A Study of [177Lu]Lu-DOTA-TATE in Newly Diagnosed ES-SCLC Patients in Combination With Carboplatin, Etoposide and Atezolizumab

This study aims to establish a safe and well tolerated dose of [177Lu]Lu-DOTA-TATE in
combination with carboplatin, etoposide and atezolizumab in this setting and to assess
preliminary efficacy of this combination treatment versus the combination of carboplatin,
etoposide, and atezolizumab.The study will be essential to assess a new potential
therapeutic option in participants with this aggressive cancer type.

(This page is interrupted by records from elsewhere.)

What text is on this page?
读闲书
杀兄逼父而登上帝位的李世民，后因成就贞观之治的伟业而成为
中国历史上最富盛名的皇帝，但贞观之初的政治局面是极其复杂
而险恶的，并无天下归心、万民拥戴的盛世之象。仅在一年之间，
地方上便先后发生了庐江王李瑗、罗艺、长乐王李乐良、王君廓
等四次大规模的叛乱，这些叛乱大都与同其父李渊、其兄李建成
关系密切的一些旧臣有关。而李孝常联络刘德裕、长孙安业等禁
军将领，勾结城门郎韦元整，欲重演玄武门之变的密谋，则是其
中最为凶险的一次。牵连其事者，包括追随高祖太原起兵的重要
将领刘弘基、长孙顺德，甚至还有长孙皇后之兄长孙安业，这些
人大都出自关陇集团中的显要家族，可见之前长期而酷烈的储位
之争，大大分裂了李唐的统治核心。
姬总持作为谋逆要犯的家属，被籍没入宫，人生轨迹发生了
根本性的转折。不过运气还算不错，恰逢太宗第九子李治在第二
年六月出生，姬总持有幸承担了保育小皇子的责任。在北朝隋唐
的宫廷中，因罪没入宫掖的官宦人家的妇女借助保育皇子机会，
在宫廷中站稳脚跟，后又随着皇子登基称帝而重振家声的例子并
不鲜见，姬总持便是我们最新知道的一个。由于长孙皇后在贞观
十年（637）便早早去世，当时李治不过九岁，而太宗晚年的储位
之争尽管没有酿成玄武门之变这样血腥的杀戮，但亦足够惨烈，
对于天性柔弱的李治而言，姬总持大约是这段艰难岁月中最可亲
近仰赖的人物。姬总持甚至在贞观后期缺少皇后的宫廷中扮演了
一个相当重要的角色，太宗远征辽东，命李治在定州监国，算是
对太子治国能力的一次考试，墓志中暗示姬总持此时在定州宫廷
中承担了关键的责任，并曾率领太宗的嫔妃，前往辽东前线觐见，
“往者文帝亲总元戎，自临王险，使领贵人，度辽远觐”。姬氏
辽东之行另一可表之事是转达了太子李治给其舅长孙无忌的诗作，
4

The study for each participant consists of a Screening period, a Treatment period that
includes an Induction treatment period and a Maintenance treatment period, and a
Follow-up period.

The study will consist of a Phase Ib dose escalation with concurrent backfill part and a
randomised controlled Phase II part.

During the screening period of up to 28 days before starting SCLC treatment, each
participant will be assessed for somatostatin receptor (SSTR) expression by
[68Ga]Ga-DOTA-TATE imaging PET/scan.

The dose escalation part in this study will be guided by the dose limiting toxicity (DLT)
rate observed during the DLT period. To achieve a more robust dataset and to aid dose
decisions, additional participants may be backfilled in each dose level.

Upon dedclaring RD, a 1:1 randomised Phase II with approximately 140 participants with
newly diagnosed ES-SCLC will be enrolled and receive either [177Lu]Lu-DOTA-TATE at the RD
in combination with carboplatin, etoposide and atezolizumab (experimental arm) or
carboplatin, etoposide and atezolizumab alone (control arm).